Added manually to the project hiera config to avoid puppet from reverting it, remember to change when this is solved (account-creation-assistance project)

Mentioned in SAL (#wikimedia-cloud) [2021-01-06T14:53:15Z] <dcaro> manually configured mx servers to use wikimedia.cloud domain on project hiera (T271322)

I think when I created the mx-0[1-2].wmflabs.org zones to make acme-chief happy it messed up the existing entry that was associated with the hosts.
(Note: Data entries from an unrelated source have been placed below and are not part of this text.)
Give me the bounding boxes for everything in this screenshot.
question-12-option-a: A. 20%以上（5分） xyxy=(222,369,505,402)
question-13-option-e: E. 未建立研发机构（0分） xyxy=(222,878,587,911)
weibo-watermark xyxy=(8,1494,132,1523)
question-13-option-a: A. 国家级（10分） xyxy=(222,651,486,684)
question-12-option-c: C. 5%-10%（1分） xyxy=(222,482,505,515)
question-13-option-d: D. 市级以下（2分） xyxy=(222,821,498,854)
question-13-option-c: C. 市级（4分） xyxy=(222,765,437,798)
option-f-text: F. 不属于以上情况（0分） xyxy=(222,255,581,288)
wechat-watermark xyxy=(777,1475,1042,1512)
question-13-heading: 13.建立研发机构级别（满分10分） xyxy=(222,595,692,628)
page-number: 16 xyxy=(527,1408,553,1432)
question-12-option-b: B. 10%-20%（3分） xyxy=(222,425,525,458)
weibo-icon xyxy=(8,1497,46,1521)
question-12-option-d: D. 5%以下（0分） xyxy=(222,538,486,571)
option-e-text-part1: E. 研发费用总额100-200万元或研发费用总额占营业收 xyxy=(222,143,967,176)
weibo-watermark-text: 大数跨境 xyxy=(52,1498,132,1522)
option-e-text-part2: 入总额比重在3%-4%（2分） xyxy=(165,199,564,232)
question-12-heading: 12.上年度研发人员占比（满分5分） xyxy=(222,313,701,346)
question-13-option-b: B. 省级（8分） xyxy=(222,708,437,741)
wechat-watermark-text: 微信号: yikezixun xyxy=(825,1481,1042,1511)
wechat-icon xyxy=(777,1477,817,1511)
I can recreate those.

Mentioned in SAL (#wikimedia-cloud) [2021-01-07T09:46:07Z] <dcaro> Added recordset for mx-out01.wmflabs.org (T271322)

Mentioned in SAL (#wikimedia-cloud) [2021-01-07T09:47:01Z] <dcaro> Removing old recorset that has been moved to cloudinfra for mx-out01.wmflabs.org (T271322)

Mentioned in SAL (#wikimedia-cloud) [2021-01-07T09:49:03Z] <dcaro> Added recordset for mx-out02.wmflabs.org (T271322)

Mentioned in SAL (#wikimedia-cloud) [2021-01-07T09:50:19Z] <dcaro> Removing old recorset that has been moved to cloudinfra for mx-out02.wmflabs.org (T271322)

Mentioned in SAL (#wikimedia-cloud) [2021-01-07T11:16:36Z] <dcaro> removing custom mx hosts, as the global names are now resolvable again (T271322)

Finally the issue was that when creating a zone with the same name as the host entry (A record), the zone has priority and the host record becomes invalid, so fixed by adding a top level record to the zone with the same name so it would be resolved in the zone itself and removing the old A records.